Dec 30, 2010 11:52 GMT  ·  By

In movies, before starting surgery, doctors' typical line is to ask anesthesiologists to 'put the patient to sleep', but actually, general anesthesia has nothing to do with sleep, being much closer to a state of coma.

Luckily, a new review article appearing in the December 30 issue of New England Journal of Medicine (NEJM), presents anesthesia's similarities with and differences from sleep and coma.

When undergoing a surgical procedure, patients are under general anesthesia, because it is the usual procedure used in hospitals and medical facilities worldwide.

But even if this is such a popular method, not much is known about the actual effects of the anesthetic drugs of the brain and the body.

So this review gathers, for the first time, information from several disciplines, neuroscience and sleep medicine included, to better understand the biological mechanisms that underlie general anesthesia.

The lead author of the paper is Emery Brown, MD, PhD, of the Massachusetts General Hospital (MGH) Department of Anesthesia, Critical Care and Pain Medicine, who is also the Warren M. Zapol Professor of Anesthesia at Harvard Medical School and also professor in the Department of Brain and Cognitive Sciences at Massachusetts Institute of Technology and in the Harvard-MIT Division of Health Sciences and Technology.

Along with his co-authors, Ralph Lydic, PhD, a sleep expert from the University of Michigan, and Nicholas Schiff, MD, an expert in coma from Weill Cornell Medical College, Brown gives the definitions of these three terms (anesthesia, sleep and coma), before comparing the physical signs and electroencephalogram (EEG) patterns of general anesthesia to those of sleep.

Between going to sleep and general anesthesia, there are significant differences, and only the deepest stages of sleep are similar to the lightest phases of anesthesia caused by some types of agents.

Most people know that sleep has several phases, part of normal sleep cycles, but when it comes to anesthesia, the patient is taken and kept in the most appropriate phase for the procedure, which is actually more similar to a state of coma.

Brown explains that “people have hesitated to compare general anesthesia to coma because the term sounds so harsh, but it really has to be that profound or how could you operate on someone?

“The key difference is this is a coma that is controlled by the anesthesiologist and from which patients will quickly and safely recover.”

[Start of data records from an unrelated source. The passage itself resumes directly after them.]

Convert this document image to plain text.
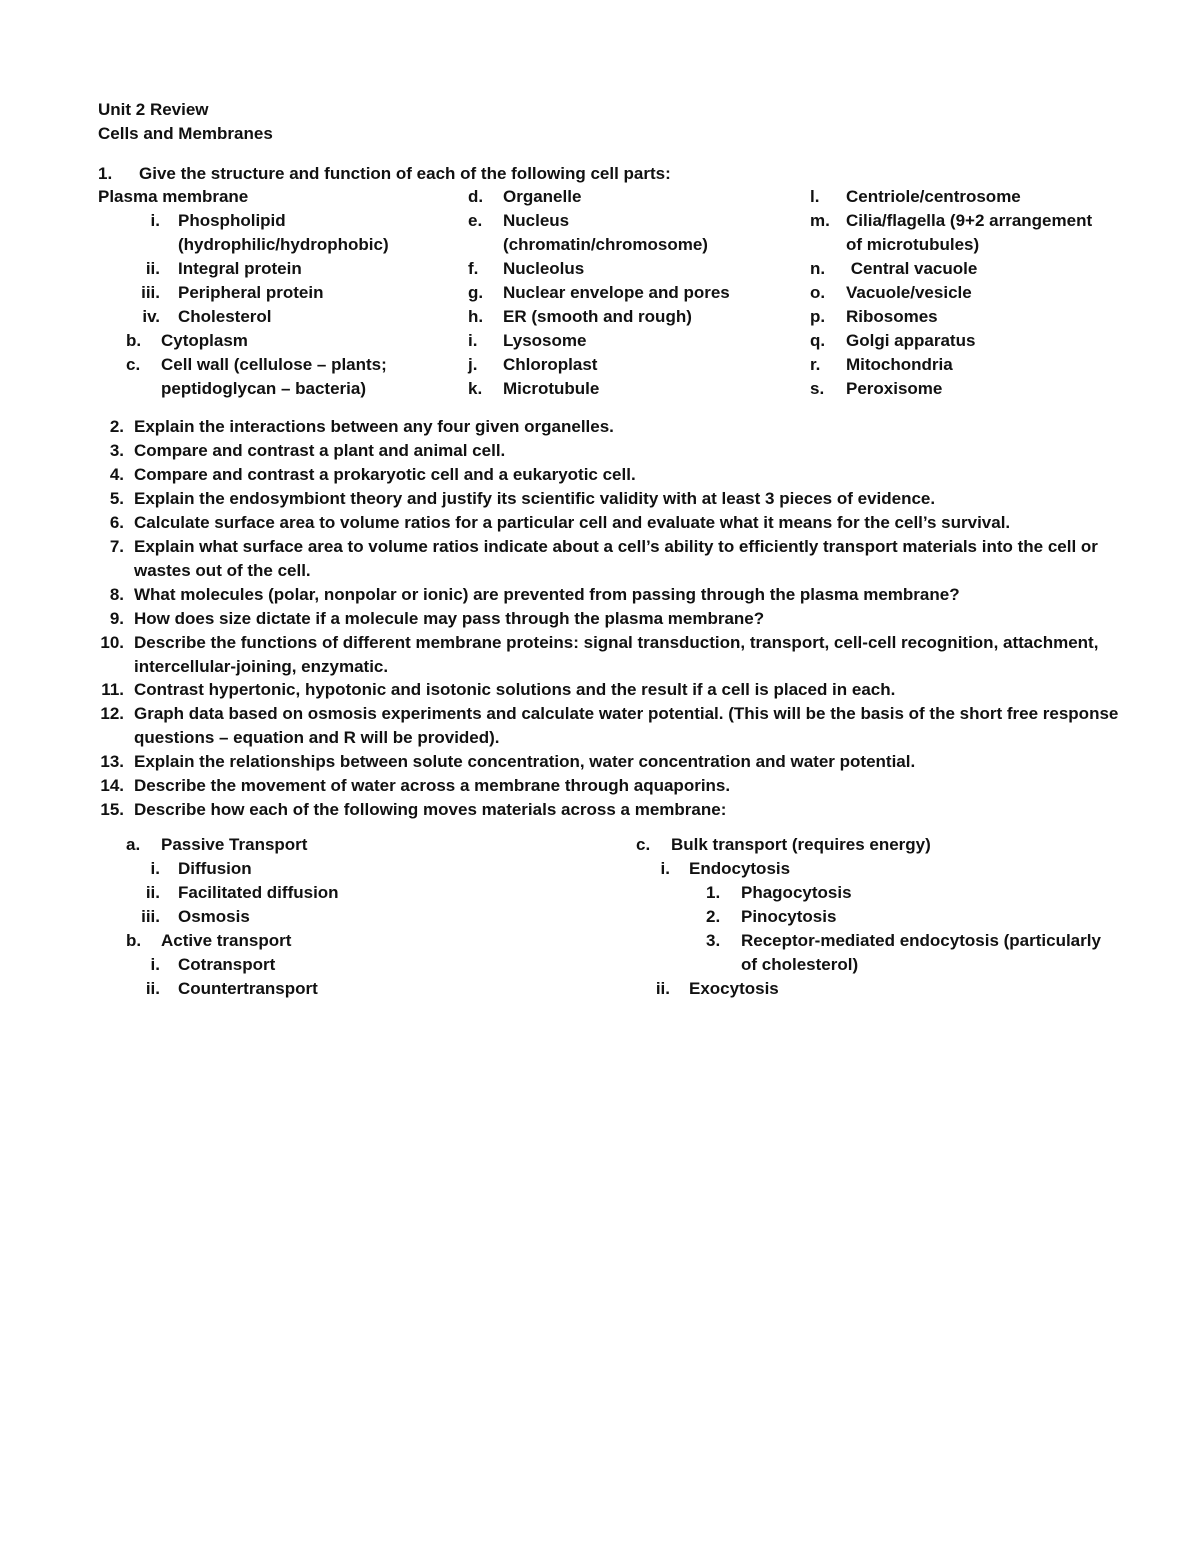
Unit 2 Review
Cells and Membranes
1. Give the structure and function of each of the following cell parts:
Plasma membrane
i. Phospholipid
(hydrophilic/hydrophobic)
ii. Integral protein
iii. Peripheral protein
iv. Cholesterol
b. Cytoplasm
c. Cell wall (cellulose – plants;
peptidoglycan – bacteria)
d. Organelle
e. Nucleus
(chromatin/chromosome)
f. Nucleolus
g. Nuclear envelope and pores
h. ER (smooth and rough)
i. Lysosome
j. Chloroplast
k. Microtubule
l. Centriole/centrosome
m. Cilia/flagella (9+2 arrangement
of microtubules)
n. Central vacuole
o. Vacuole/vesicle
p. Ribosomes
q. Golgi apparatus
r. Mitochondria
s. Peroxisome
2. Explain the interactions between any four given organelles.
3. Compare and contrast a plant and animal cell.
4. Compare and contrast a prokaryotic cell and a eukaryotic cell.
5. Explain the endosymbiont theory and justify its scientific validity with at least 3 pieces of evidence.
6. Calculate surface area to volume ratios for a particular cell and evaluate what it means for the cell’s survival.
7. Explain what surface area to volume ratios indicate about a cell’s ability to efficiently transport materials into the cell or
wastes out of the cell.
8. What molecules (polar, nonpolar or ionic) are prevented from passing through the plasma membrane?
9. How does size dictate if a molecule may pass through the plasma membrane?
10. Describe the functions of different membrane proteins: signal transduction, transport, cell-cell recognition, attachment,
intercellular-joining, enzymatic.
11. Contrast hypertonic, hypotonic and isotonic solutions and the result if a cell is placed in each.
12. Graph data based on osmosis experiments and calculate water potential. (This will be the basis of the short free response
questions – equation and R will be provided).
13. Explain the relationships between solute concentration, water concentration and water potential.
14. Describe the movement of water across a membrane through aquaporins.
15. Describe how each of the following moves materials across a membrane:
a. Passive Transport
i. Diffusion
ii. Facilitated diffusion
iii. Osmosis
b. Active transport
i. Cotransport
ii. Countertransport
c. Bulk transport (requires energy)
i. Endocytosis
1. Phagocytosis
2. Pinocytosis
3. Receptor-mediated endocytosis (particularly
of cholesterol)
ii. Exocytosis
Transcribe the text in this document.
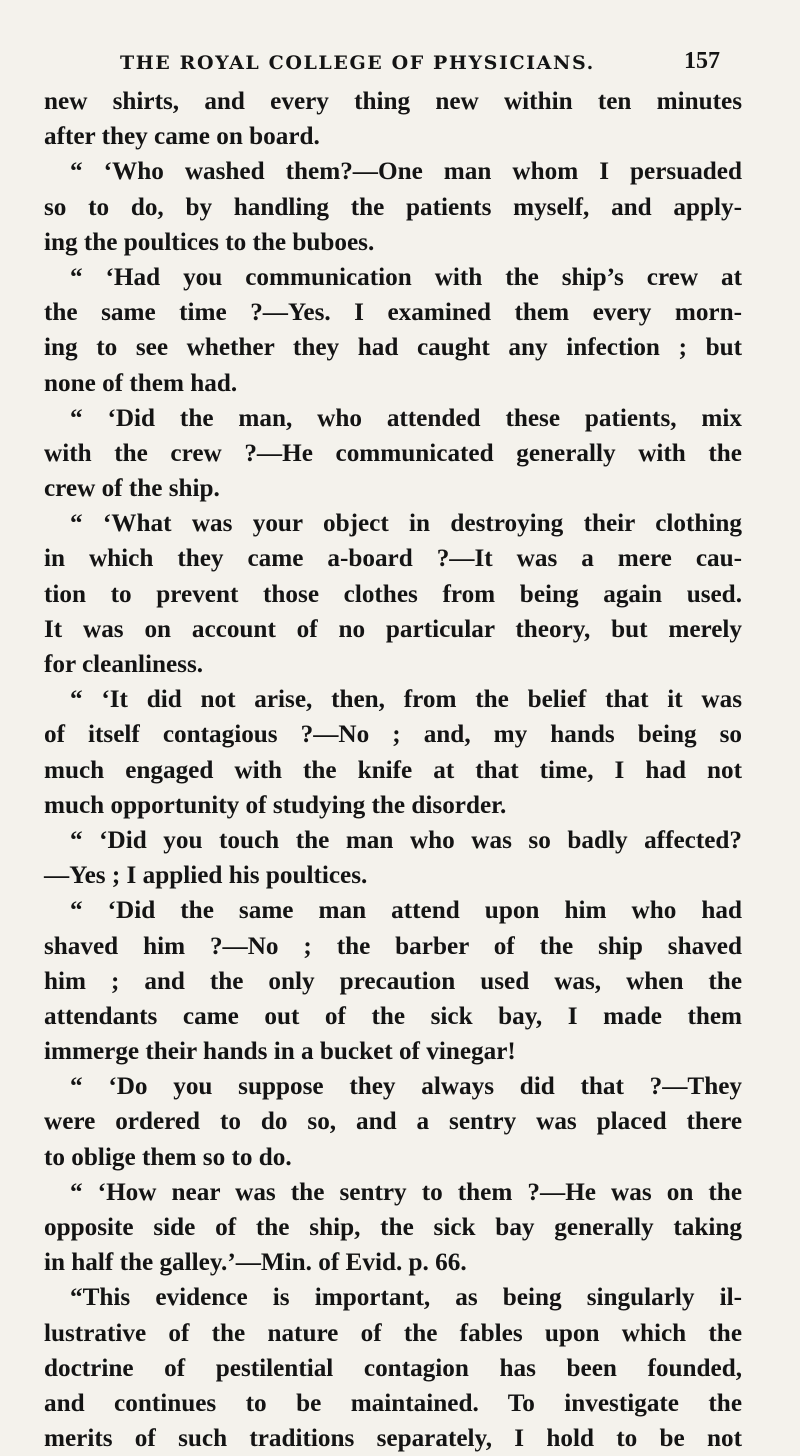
THE ROYAL COLLEGE OF PHYSICIANS.	157
new shirts, and every thing new within ten minutes
after they came on board.
“ ‘Who washed them?—One man whom I persuaded
so to do, by handling the patients myself, and apply-
ing the poultices to the buboes.
“ ‘Had you communication with the ship’s crew at
the same time ?—Yes. I examined them every morn-
ing to see whether they had caught any infection ; but
none of them had.
“ ‘Did the man, who attended these patients, mix
with the crew ?—He communicated generally with the
crew of the ship.
“ ‘What was your object in destroying their clothing
in which they came a-board ?—It was a mere cau-
tion to prevent those clothes from being again used.
It was on account of no particular theory, but merely
for cleanliness.
“ ‘It did not arise, then, from the belief that it was
of itself contagious ?—No ; and, my hands being so
much engaged with the knife at that time, I had not
much opportunity of studying the disorder.
“ ‘Did you touch the man who was so badly affected?
—Yes ; I applied his poultices.
“ ‘Did the same man attend upon him who had
shaved him ?—No ; the barber of the ship shaved
him ; and the only precaution used was, when the
attendants came out of the sick bay, I made them
immerge their hands in a bucket of vinegar!
“ ‘Do you suppose they always did that ?—They
were ordered to do so, and a sentry was placed there
to oblige them so to do.
“ ‘How near was the sentry to them ?—He was on the
opposite side of the ship, the sick bay generally taking
in half the galley.’—Min. of Evid. p. 66.
“This evidence is important, as being singularly il-
lustrative of the nature of the fables upon which the
doctrine of pestilential contagion has been founded,
and continues to be maintained. To investigate the
merits of such traditions separately, I hold to be not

The authors also describe the case of a brain-injured patient in a minimally conscious state who managed to recover some functions thanks to the sleep-inducing drug zolpidem (Ambien).

Schiff previously analyzed this case, and saw that the patient had a common occurrence called paradoxical excitation, that can be seen in some patients in the first stage of general anesthesia that move around or vocalize.

The scientists said that zolpidem suppresses the activity of a brain structure called the globus pallidus, that normally inhibits the thalamus (a key neural control center), so the activity of the thalamus is actually stimulated.

Their hypothesis is that paradoxical excitation is caused by a similar mechanism.

“Anesthesiologists know how to safely maintain their patients in the states of general anesthesia, but most are not familiar with the neural circuit mechanisms that allow them to carry out their life-sustaining work,” explains Brown.

The authors presented the way that different anesthetic agents act on different brain circuits, and pointed out some information that seemed contradictory, like some drugs (ketamine) that activate rather than suppress neural activity, causing hallucinations at lower doses.

Ketamine blocks receptors for the excitatory transmitter glutamate, but this blockage actually stimulates activity, since ketamine affects certain inhibitory neurons.

So the brain is actually hyperactive and this generates unconsciousness, just like in an overcharged circuit, or in a state of unconsciousness caused by a seizure.

It also seems that recent reports suggest the use of ketamine for treating depression, since very low doses of the drug have managed to quickly reduce symptoms in chronically depressed patients who were not responding to traditional antidepressants.

Today, the drug is being prescribed to patients that start taking a new antidepressant (to avoid suicide risks) and it looks like its effects are comparable to those of electroconvulsive therapy.

Brown says that “the information we are presenting in this article – which includes new diagrams and tables that don't appear in any anesthesiology textbook – is essential to our ability to further understanding of general anesthesia, and this is the first of several major reports that we anticipate publishing in the coming year.”

“We think this is, conceptually, a very fresh look at phenomena we and others have noticed and studied in sleep, coma and use of general anesthesia,” Schiff adds.

“By reframing these phenomena in the context of common circuit mechanisms, we can make each of these states understandable and predictable.”

“A key point of this article is to lay out a conceptual framework for understanding general anesthesia by discussing its relation to sleep and coma, something that has not been done in this way before,” explains Brown.

This report was supported by the National Institutes of Health Director's Pioneer Award to Brown, other NIH grants, the MGH and University of Michigan Departments of Anesthesia and the James S. McDonnell Foundation.